Source: FIIG, Bloomberg, UBS

Note: Issuance includes the Euro medium term note issues that were issued in Australian dollars

Table 2

Given that the financial and corporate sector was the largest, it’s worth assessing in greater detail. By far the largest issuers in this bracket were the banks, issuing 66% of the total and if you add diversified financial issuers of 13% then 79% of financial and corporate issuance was by financials (see Figure 2). This goes some way to explaining the strong demand for corporate issuance (investors need diversification in their portfolios), driving credit spreads down. For example BHP’s recent A$1bn issue was at a very low spread of BBSW + 90bps, at that time lower than the spread that one of the major banks could issue. So despite a lower credit rating a more cyclical business and no oversight by APRA, BHP was able to issue very cheaply in the wholesale market. The issue was oversubscribed and had bids of over $2bn. The very low cost to BHP and the ease of issuance in part explains why there’s no need for BHP to tap the ASX listed retail market.

Figure 2

Table 3 shows a list of the 74 banks and companies that issued bonds in the OTC wholesale market in 2012. There’s a good mix of domestic and international issuers. The major four banks were the largest issuers and combined issued $27.48bn or around 45% of the total financial and corporate issuance. Westpac was the largest single issuer, issuing $9.7bn.
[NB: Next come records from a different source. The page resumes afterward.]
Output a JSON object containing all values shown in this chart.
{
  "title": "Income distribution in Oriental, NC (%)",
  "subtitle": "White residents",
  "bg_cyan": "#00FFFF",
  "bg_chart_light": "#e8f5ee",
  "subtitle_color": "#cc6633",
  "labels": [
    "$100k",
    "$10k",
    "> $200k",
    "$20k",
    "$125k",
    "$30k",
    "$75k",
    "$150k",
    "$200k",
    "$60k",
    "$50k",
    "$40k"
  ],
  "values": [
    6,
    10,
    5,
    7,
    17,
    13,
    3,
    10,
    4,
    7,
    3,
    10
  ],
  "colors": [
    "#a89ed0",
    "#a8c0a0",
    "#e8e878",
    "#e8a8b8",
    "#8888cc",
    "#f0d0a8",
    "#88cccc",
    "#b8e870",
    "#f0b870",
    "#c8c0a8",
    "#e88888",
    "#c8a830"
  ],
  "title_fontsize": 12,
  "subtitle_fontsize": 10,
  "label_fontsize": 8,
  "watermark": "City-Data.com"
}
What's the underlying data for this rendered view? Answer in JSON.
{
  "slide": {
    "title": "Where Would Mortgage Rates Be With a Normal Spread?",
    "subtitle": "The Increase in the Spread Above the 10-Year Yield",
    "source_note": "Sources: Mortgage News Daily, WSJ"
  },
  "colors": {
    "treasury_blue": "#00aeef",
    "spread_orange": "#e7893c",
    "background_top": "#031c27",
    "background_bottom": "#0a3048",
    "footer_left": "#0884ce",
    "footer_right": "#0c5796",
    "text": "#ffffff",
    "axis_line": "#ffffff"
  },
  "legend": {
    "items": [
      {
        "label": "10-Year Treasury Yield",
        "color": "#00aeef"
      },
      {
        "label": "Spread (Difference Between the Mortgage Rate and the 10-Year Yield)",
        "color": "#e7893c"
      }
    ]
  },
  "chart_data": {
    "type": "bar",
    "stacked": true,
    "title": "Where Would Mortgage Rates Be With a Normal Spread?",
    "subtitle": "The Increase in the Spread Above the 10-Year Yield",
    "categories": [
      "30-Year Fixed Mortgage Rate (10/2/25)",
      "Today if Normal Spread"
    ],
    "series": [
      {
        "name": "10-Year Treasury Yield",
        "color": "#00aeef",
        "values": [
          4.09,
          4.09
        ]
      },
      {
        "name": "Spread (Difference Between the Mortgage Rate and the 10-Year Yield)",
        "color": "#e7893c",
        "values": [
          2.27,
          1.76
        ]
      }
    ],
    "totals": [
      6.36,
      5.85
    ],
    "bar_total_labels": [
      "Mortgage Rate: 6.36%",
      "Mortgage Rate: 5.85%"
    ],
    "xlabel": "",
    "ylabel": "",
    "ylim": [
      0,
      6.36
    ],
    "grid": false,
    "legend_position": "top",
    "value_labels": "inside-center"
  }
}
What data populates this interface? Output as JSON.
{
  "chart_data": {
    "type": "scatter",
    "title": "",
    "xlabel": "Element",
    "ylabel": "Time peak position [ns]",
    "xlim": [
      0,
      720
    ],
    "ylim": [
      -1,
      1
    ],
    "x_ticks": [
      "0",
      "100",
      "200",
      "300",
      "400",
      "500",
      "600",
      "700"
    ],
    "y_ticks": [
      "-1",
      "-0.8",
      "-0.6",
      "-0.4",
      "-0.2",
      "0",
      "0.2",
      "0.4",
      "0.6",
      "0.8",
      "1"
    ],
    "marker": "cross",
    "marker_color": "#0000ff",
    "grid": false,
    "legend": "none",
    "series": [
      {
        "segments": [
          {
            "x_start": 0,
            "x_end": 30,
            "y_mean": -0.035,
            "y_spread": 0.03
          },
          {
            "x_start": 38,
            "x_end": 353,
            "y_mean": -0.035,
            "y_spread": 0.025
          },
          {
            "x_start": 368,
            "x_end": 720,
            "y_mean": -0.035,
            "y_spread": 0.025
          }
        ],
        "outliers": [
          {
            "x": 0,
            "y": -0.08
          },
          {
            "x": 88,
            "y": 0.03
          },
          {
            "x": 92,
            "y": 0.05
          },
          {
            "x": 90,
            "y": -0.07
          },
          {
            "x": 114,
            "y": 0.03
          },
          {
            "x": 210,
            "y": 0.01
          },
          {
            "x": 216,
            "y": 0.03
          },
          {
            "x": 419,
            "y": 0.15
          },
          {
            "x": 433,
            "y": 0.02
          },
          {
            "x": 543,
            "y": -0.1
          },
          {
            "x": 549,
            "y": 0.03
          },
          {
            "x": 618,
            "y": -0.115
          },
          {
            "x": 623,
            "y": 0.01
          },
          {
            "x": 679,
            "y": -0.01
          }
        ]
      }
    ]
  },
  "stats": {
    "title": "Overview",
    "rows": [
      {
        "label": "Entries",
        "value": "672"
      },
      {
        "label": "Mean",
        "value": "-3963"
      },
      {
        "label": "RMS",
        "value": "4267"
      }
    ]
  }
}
Source: FIIG, Bloomberg, UBS

Note: Issuance includes the Euro medium term note issues that were issued in Australian dollars

Table 3

In contrast, ASX listed issuance was 10.59% of A$ total year to date fixed income issuance. A total of 16 issuers issued $12.67bn worth of bonds and hybrids. Financial institutions, excluding insurers issued $9.60bn (75.8%) of the total. The largest issuer was Westpac with its two issues WBCPC and WBCHA totalling $2.87bn or 22.6% of total ASX issuance.

Source: FIIG, ASX, AFR

Table 4

There hasn’t been any ASX listed issuance this month, in part due to the credit rating agency Standard and Poor’s announcing that they were reviewing the “equity credit” status applied to some hybrids. The implication being that if the status is changed and considered debt, it could change the company financial ratios and may harm the company’s credit rating.

I’m very much of the view that interest rates will be lower for longer, meaning bond issuance in both the OTC and listed markets will remain attractive in 2013.